A abertura da segunda edição da Aldeia SP - Bienal de Cinema Indígena acontece às 17h desta sexta-feira (07), no Centro Cultural São Paulo, com exibição de filmes e outras atividades. Na abertura, está confirmada a primeira exibição oficial em São Paulo do longa-metragem "Martírio", dirigido pelo antropólogo, indigenista e documentarista franco-brasileiro Vincent Carelli.
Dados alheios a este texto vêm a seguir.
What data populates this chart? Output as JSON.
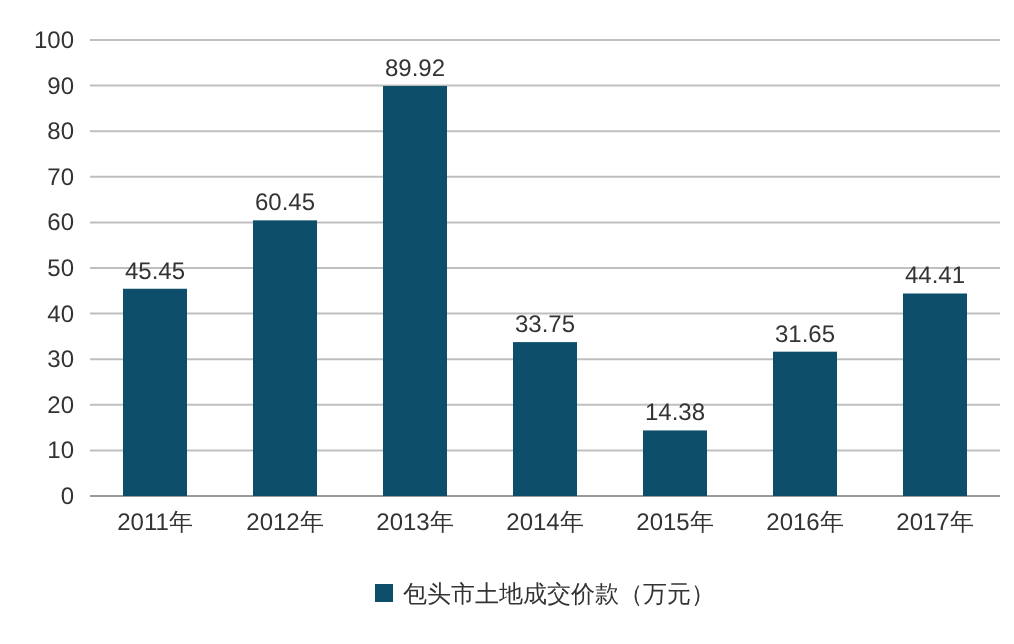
{
  "chart_data": {
    "type": "bar",
    "categories": [
      "2011年",
      "2012年",
      "2013年",
      "2014年",
      "2015年",
      "2016年",
      "2017年"
    ],
    "series": [
      {
        "name": "包头市土地成交价款（万元）",
        "color": "#0d4f6b",
        "values": [
          45.45,
          60.45,
          89.92,
          33.75,
          14.38,
          31.65,
          44.41
        ]
      }
    ],
    "ylim": [
      0,
      100
    ],
    "yticks": [
      0,
      10,
      20,
      30,
      40,
      50,
      60,
      70,
      80,
      90,
      100
    ],
    "grid": "y",
    "data_labels": true,
    "legend": "bottom"
  }
}
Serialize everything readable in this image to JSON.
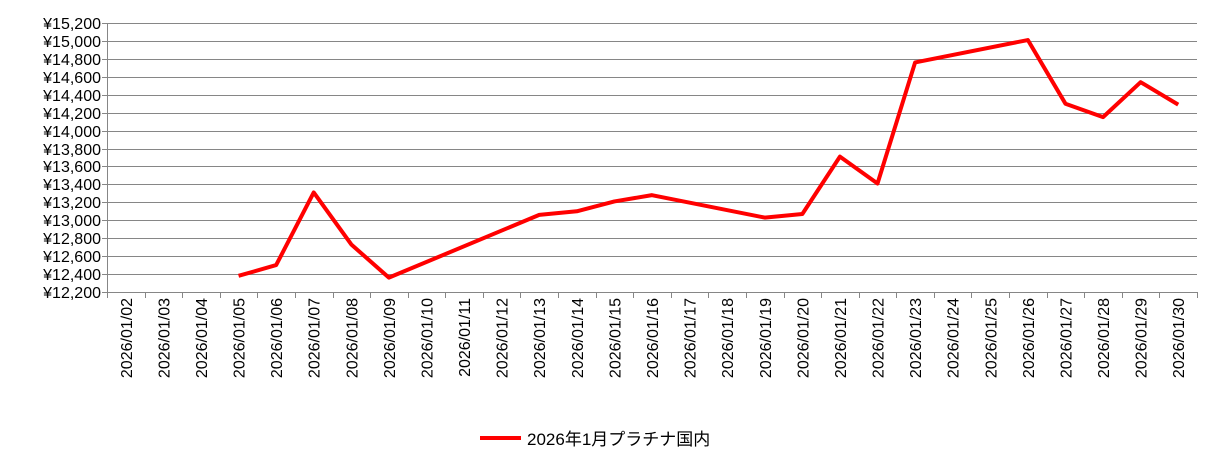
{
  "chart_data": {
    "type": "line",
    "title": "",
    "xlabel": "",
    "ylabel": "",
    "categories": [
      "2026/01/02",
      "2026/01/03",
      "2026/01/04",
      "2026/01/05",
      "2026/01/06",
      "2026/01/07",
      "2026/01/08",
      "2026/01/09",
      "2026/01/10",
      "2026/01/11",
      "2026/01/12",
      "2026/01/13",
      "2026/01/14",
      "2026/01/15",
      "2026/01/16",
      "2026/01/17",
      "2026/01/18",
      "2026/01/19",
      "2026/01/20",
      "2026/01/21",
      "2026/01/22",
      "2026/01/23",
      "2026/01/24",
      "2026/01/25",
      "2026/01/26",
      "2026/01/27",
      "2026/01/28",
      "2026/01/29",
      "2026/01/30"
    ],
    "series": [
      {
        "name": "2026年1月プラチナ国内",
        "color": "#ff0000",
        "values": [
          null,
          null,
          null,
          12380,
          12500,
          13310,
          12730,
          12360,
          null,
          null,
          null,
          13060,
          13100,
          13210,
          13280,
          null,
          null,
          13030,
          13070,
          13710,
          13410,
          14760,
          null,
          null,
          15010,
          14300,
          14150,
          14540,
          14290
        ]
      }
    ],
    "ylim": [
      12200,
      15200
    ],
    "yticks": [
      12200,
      12400,
      12600,
      12800,
      13000,
      13200,
      13400,
      13600,
      13800,
      14000,
      14200,
      14400,
      14600,
      14800,
      15000,
      15200
    ],
    "ytick_prefix": "¥",
    "gaps": "connected",
    "grid": "horizontal",
    "gridColor": "#868686",
    "legend": "bottom"
  }
}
O filme recebeu recentemente o Prêmio Especial do Júri Oficial e o prêmio de melhor filme de longa-metragem do Júri Popular no Festival de Cinema de Brasília. "Martírio" será exibido às 15h, na sala Lima Barreto do CCSP.

No mesmo dia e horário, na sala Adoniran Barbosa, apresentam-se o Coral Guarani (17h) e a cantora indígena Djuena Tikuna (17h30), acompanhada no violão pelo marido Diego Janatã, ambos residentes em Manaus (AM).

Djuena, de 31 anos, é da etnia Tikuna e seu nome significa "a onça que pula no rio". Ela nasceu na aldeia Umariaçu, no município de Tabatinga, região do Alto Solimões, na fronteira do Brasil com a Colômbia. Em depoimento ao jornalista Jotabê Medeiros para o site da Bienal, ela disse que a família mudou-se para Manaus quando ainda era criança. Começou a carreira de cantora influenciada pela prima, Cláudia Tikuna. O repertório é formado por músicas tradicionais da etnia de Djuena. "A música para nós, povos indígenas, é nativa, tanto quanto o mais velho ancião. É nativa porque nasce conosco, tem cheiro de fumaça, gosto de mapati [fruta] e é pintada de urucum e jenipapo", disse a cantora.